Field Commander Cohen's most popular song, Hallelujah, appears three times in the UK singles chart as a result of an amateur singer, Alexandra Burke, winning a Simon Cowell TV talent competition, The X Factor, which I have never seen and hope never to see.
Ms. Burke, who looks and sounds much like a junkie transvestite Donna Summer impersonator, seems to think that the song, perhaps concerning sex and songwriting, has a religious premise. Therefore she gives it the full shop assistant-in-a-gospel choir treatment. This vulgarity gained her the Number One position in the Brit charts and has allegedly given her sales of over half a million.
The song has previously been butchered on American Idol.No doubt Leonard Cohen will be only too pleased to get the money mountain which will eventually filter into his coffers. I see that Burke recently performed at the Millies ceremony. The Millies are Oscar-style awards doled out to members of the British armed forces and supported by right-wing tabloid The Sun, Prince Charles, and a cross section of far right/Tory eminences such as TV's Jeremy Clarkson. Since the British currently have forces of occupation in Iraq, Afghanistan, and my native Ireland, I regard Burke's involvement as being tantamount to collaboration with war criminals.
At Number Two is Jeff Buckley's rendition. This, until last month, was the best known version, sometimes referred to as "the original version." It reached its contemporary chart position as after a campaign orchestrated by Buckley's legions of yeasty moustachioed female fans. Putting aside his death-cult and his pretty face, Buckley was just a third rate Freddy Mercury impersonator who played the NYC fag community like a Stradivarius. Some say he was offed because he was throwing a leg over Natalie Wood but, be that as it may, if I'd been in the sea when he got into difficulties I'd happily have dived underwater to hold him down. His fame and posthumous sales laid the foundations for a thousand high pitched faggy nobodies like Rufus Wainwright (who also recorded Hallelujah) or Antony and the Johnsons.
It's not unusual for fine songs by fine artists to be successfully covered by mediocrities who can't come up with their own material.

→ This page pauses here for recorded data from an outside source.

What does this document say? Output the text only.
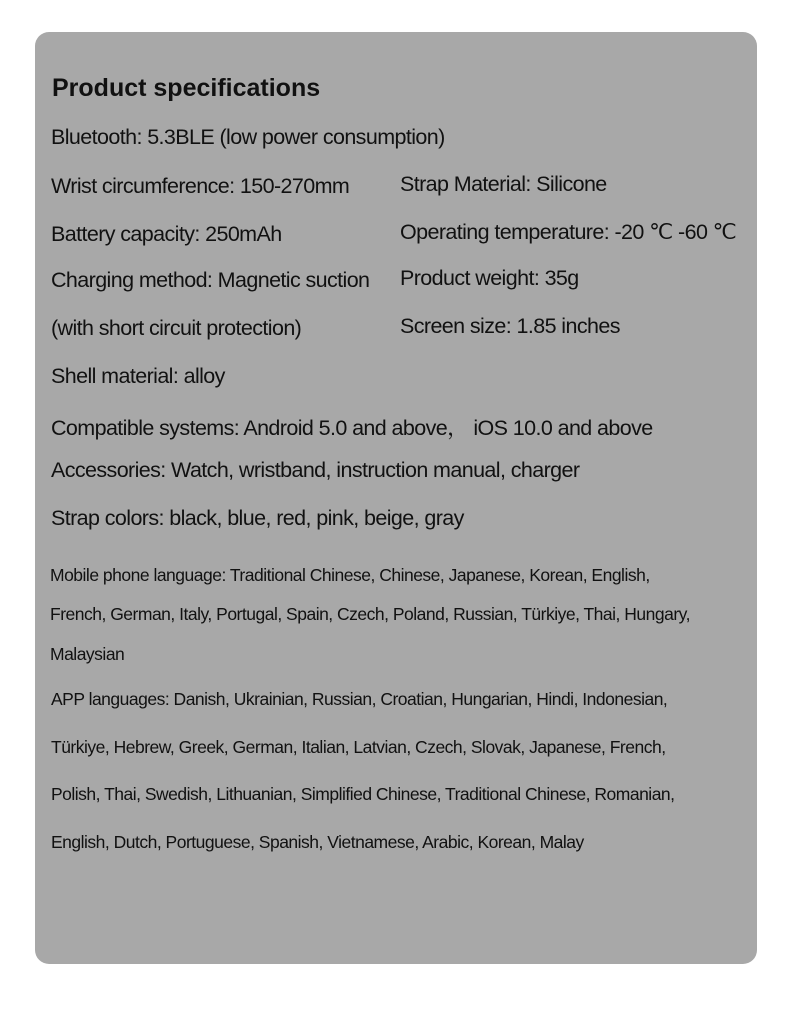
Product specifications
Bluetooth: 5.3BLE (low power consumption)
Wrist circumference: 150-270mm Strap Material: Silicone
Battery capacity: 250mAh	Operating temperature: -20 ℃ -60 ℃
Charging method: Magnetic suction Product weight: 35g
(with short circuit protection)	Screen size: 1.85 inches
Shell material: alloy
Compatible systems: Android 5.0 and above， iOS 10.0 and above
Accessories: Watch, wristband, instruction manual, charger
Strap colors: black, blue, red, pink, beige, gray
Mobile phone language: Traditional Chinese, Chinese, Japanese, Korean, English,
French, German, Italy, Portugal, Spain, Czech, Poland, Russian, Türkiye, Thai, Hungary,
Malaysian
APP languages: Danish, Ukrainian, Russian, Croatian, Hungarian, Hindi, Indonesian,
Türkiye, Hebrew, Greek, German, Italian, Latvian, Czech, Slovak, Japanese, French,
Polish, Thai, Swedish, Lithuanian, Simplified Chinese, Traditional Chinese, Romanian,
English, Dutch, Portuguese, Spanish, Vietnamese, Arabic, Korean, Malay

Happily the third charting version of Hallelujah is Cohen's own. But perhaps the sharpest and most rewarding take on it is John Cale's - and Cale is neither mediocre nor incapable of creating beguiling music. As far as I know he was one of the first to do it on his live Fragments of a Rainy Season album. It is this version which was used on the Shrek soundtrack and which "inspired" Jeff Buckley.